The RuntimeCompiler class handles compilation of all three components separately:

from simpler_setup.runtime_compiler import RuntimeCompiler

# For real Ascend hardware (requires CANN toolkit)
compiler = RuntimeCompiler(platform="a2a3")

# For simulation (no Ascend SDK needed)
compiler = RuntimeCompiler(platform="a2a3sim")

# Compile each component to independent binaries
aicore_binary = compiler.compile("aicore", include_dirs, source_dirs)    # → .o file
aicpu_binary = compiler.compile("aicpu", include_dirs, source_dirs)      # → .so file
host_binary = compiler.compile("host", include_dirs, source_dirs)        # → .so file

Toolchains used:

  • AICore: Bisheng CCE (ccec compiler) → .o object file (a2a3 only)
  • AICPU: aarch64 cross-compiler → .so shared object (a2a3 only)
  • Host: Standard gcc/g++ → .so shared library
  • HostSim: Standard gcc/g++ for all targets (a2a3sim)

Quick Start

Running an Example

# Simulation platform (no hardware required)
python examples/a2a3/host_build_graph/vector_example/test_vector_example.py -p a2a3sim

# Hardware platform (requires Ascend device)
python examples/a2a3/host_build_graph/vector_example/test_vector_example.py -p a2a3 -d 0

# Or as a pytest batch:
pytest examples/a2a3/host_build_graph/vector_example --platform a2a3sim

Expected output:

=== Building Runtime: host_build_graph (platform: a2a3sim) ===
...
=== Comparing Results ===
Comparing f: shape=(16384,), dtype=float32
  f: PASS (16384/16384 elements matched)

============================================================
TEST PASSED
============================================================

Python API Example

from simpler.task_interface import ChipWorker
from simpler_setup.runtime_builder import RuntimeBuilder

# Build or locate pre-built runtime binaries
builder = RuntimeBuilder(platform="a2a3sim")
binaries = builder.get_binaries("tensormap_and_ringbuffer")

# Create worker and initialize with platform binaries (attaches the calling
# thread to device 0 internally — no separate set_device step required)
worker = ChipWorker()
worker.init(device_id=0, bins=binaries)

# Register the ChipCallable to obtain a callable_id
cid = worker.register(chip_callable)

# Execute the registered callable on device. Omitting block_dim uses the
# default 0 = auto, which DeviceRunner resolves to the max the AICore
# stream allows. Pass block_dim=<n> to pin a smaller value.
worker.run(cid, orch_args)

# Cleanup
worker.finalize()

ChipWorker follows the same register → run(cid) contract as Worker(level=2); reach for the high-level Worker first and use ChipWorker only when a low-level handle is required.

Configuration

Compile-time Configuration (Runtime Limits)

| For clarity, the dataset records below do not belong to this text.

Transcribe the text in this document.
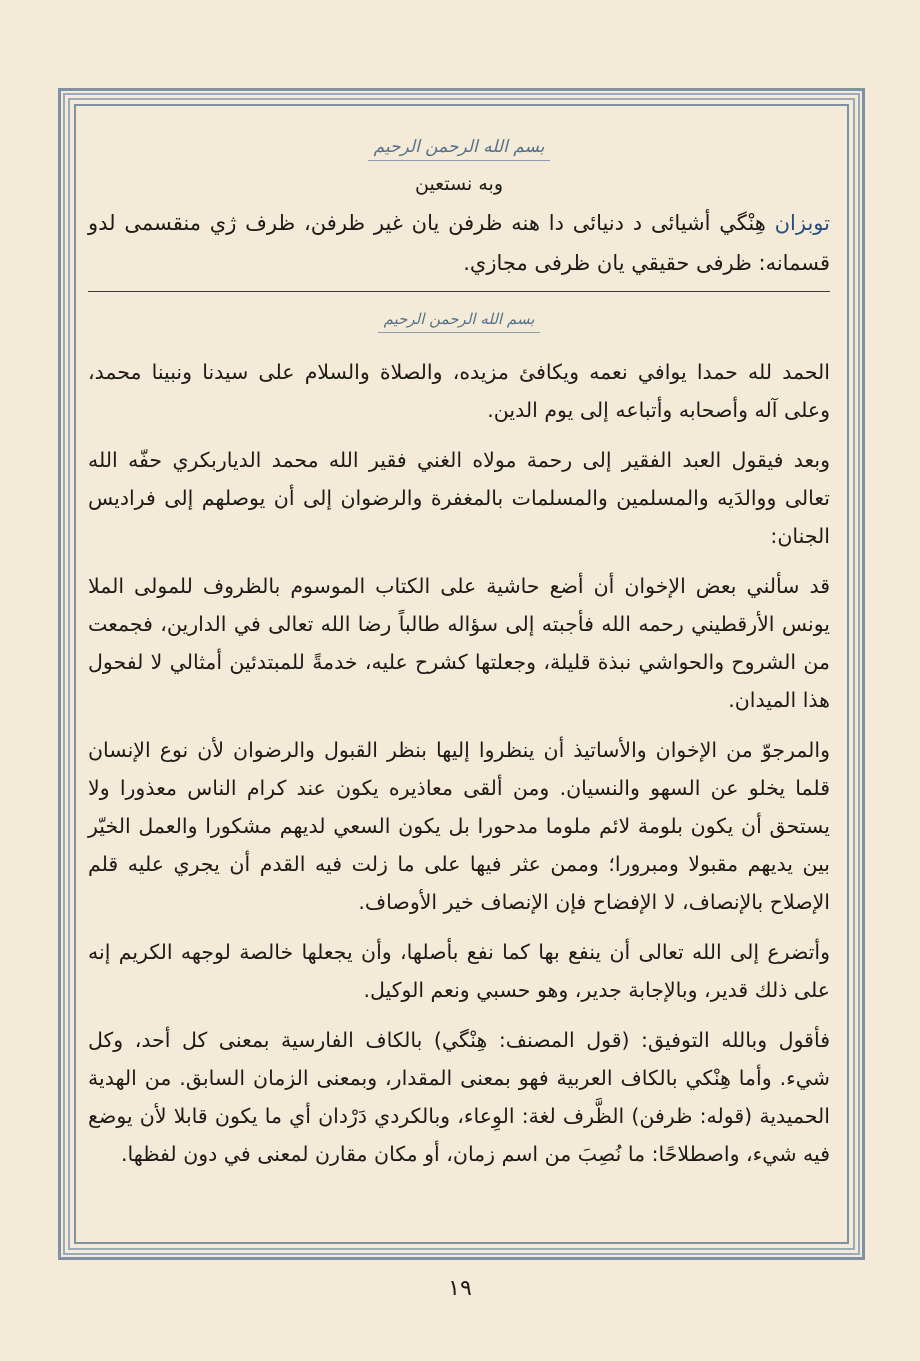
بسم الله الرحمن الرحيم
وبه نستعين
توبزان هِنْگي أشيائى د دنيائى دا هنه ظرفن يان غير ظرفن، ظرف ژي منقسمى لدو قسمانه: ظرفى حقيقي يان ظرفى مجازي.
بسم الله الرحمن الرحيم

الحمد لله حمدا يوافي نعمه ويكافئ مزيده، والصلاة والسلام على سيدنا ونبينا محمد، وعلى آله وأصحابه وأتباعه إلى يوم الدين.

وبعد فيقول العبد الفقير إلى رحمة مولاه الغني فقير الله محمد الدياربكري حفّه الله تعالى ووالدَيه والمسلمين والمسلمات بالمغفرة والرضوان إلى أن يوصلهم إلى فراديس الجنان:

قد سألني بعض الإخوان أن أضع حاشية على الكتاب الموسوم بالظروف للمولى الملا يونس الأرقطيني رحمه الله فأجبته إلى سؤاله طالباً رضا الله تعالى في الدارين، فجمعت من الشروح والحواشي نبذة قليلة، وجعلتها كشرح عليه، خدمةً للمبتدئين أمثالي لا لفحول هذا الميدان.

والمرجوّ من الإخوان والأساتيذ أن ينظروا إليها بنظر القبول والرضوان لأن نوع الإنسان قلما يخلو عن السهو والنسيان. ومن ألقى معاذيره يكون عند كرام الناس معذورا ولا يستحق أن يكون بلومة لائم ملوما مدحورا بل يكون السعي لديهم مشكورا والعمل الخيّر بين يديهم مقبولا ومبرورا؛ وممن عثر فيها على ما زلت فيه القدم أن يجري عليه قلم الإصلاح بالإنصاف، لا الإفضاح فإن الإنصاف خير الأوصاف.

وأتضرع إلى الله تعالى أن ينفع بها كما نفع بأصلها، وأن يجعلها خالصة لوجهه الكريم إنه على ذلك قدير، وبالإجابة جدير، وهو حسبي ونعم الوكيل.

فأقول وبالله التوفيق: (قول المصنف: هِنْگي) بالكاف الفارسية بمعنى كل أحد، وكل شيء. وأما هِنْكي بالكاف العربية فهو بمعنى المقدار، وبمعنى الزمان السابق. من الهدية الحميدية (قوله: ظرفن) الظَّرف لغة: الوِعاء، وبالكردي دَرْدان أي ما يكون قابلا لأن يوضع فيه شيء، واصطلاحًا: ما نُصِبَ من اسم زمان، أو مكان مقارن لمعنى في دون لفظها.

١٩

In src/{arch}/runtime/host_build_graph/runtime/runtime.h:

#define RUNTIME_MAX_TASKS 131072   // Maximum number of tasks
#define RUNTIME_MAX_ARGS 16        // Maximum arguments per task
#define RUNTIME_MAX_FANOUT 512     // Maximum successors per task

Runtime Configuration

Runtime behavior is configured via kernel_config.py in each example:

RUNTIME_CONFIG = {
    "runtime": "host_build_graph",    # Runtime to use
    "aicpu_thread_num": 3,            # Number of AICPU scheduler threads
    "block_dim": 3,                   # Number of AICore blocks (1 block = 1 AIC + 2 AIV)
}

Device selection is done via CLI flag:

python examples/a2a3/host_build_graph/vector_example/test_vector_example.py -p a2a3 --device 0

Notes

  • Device IDs: 0-15 (typically device 9 used for examples)
  • Handshake cores: Usually 3 (1c2v configuration: 1 core, 2 vector units)
  • Kernel compilation: Requires ASCEND_HOME_PATH environment variable
  • Memory management: MemoryAllocator automatically tracks allocations
  • Python requirement: PyTorch for tensor operations in golden scripts

Logging

Device logs written to ~/ascend/log/debug/device-<id>/

Both host and AICPU kernel code use the unified LOG_* macros from common/unified_log.h:

  • LOG_INFO_V0 .. LOG_INFO_V9: INFO with verbosity tier (V0 most verbose, V9 most must-see, V5 default)
  • LOG_DEBUG: Debug messages
  • LOG_WARN: Warnings
  • LOG_ERROR: Error messages

Threshold is configured from Python via the simpler logger: logging.getLogger("simpler").setLevel(simpler.V3).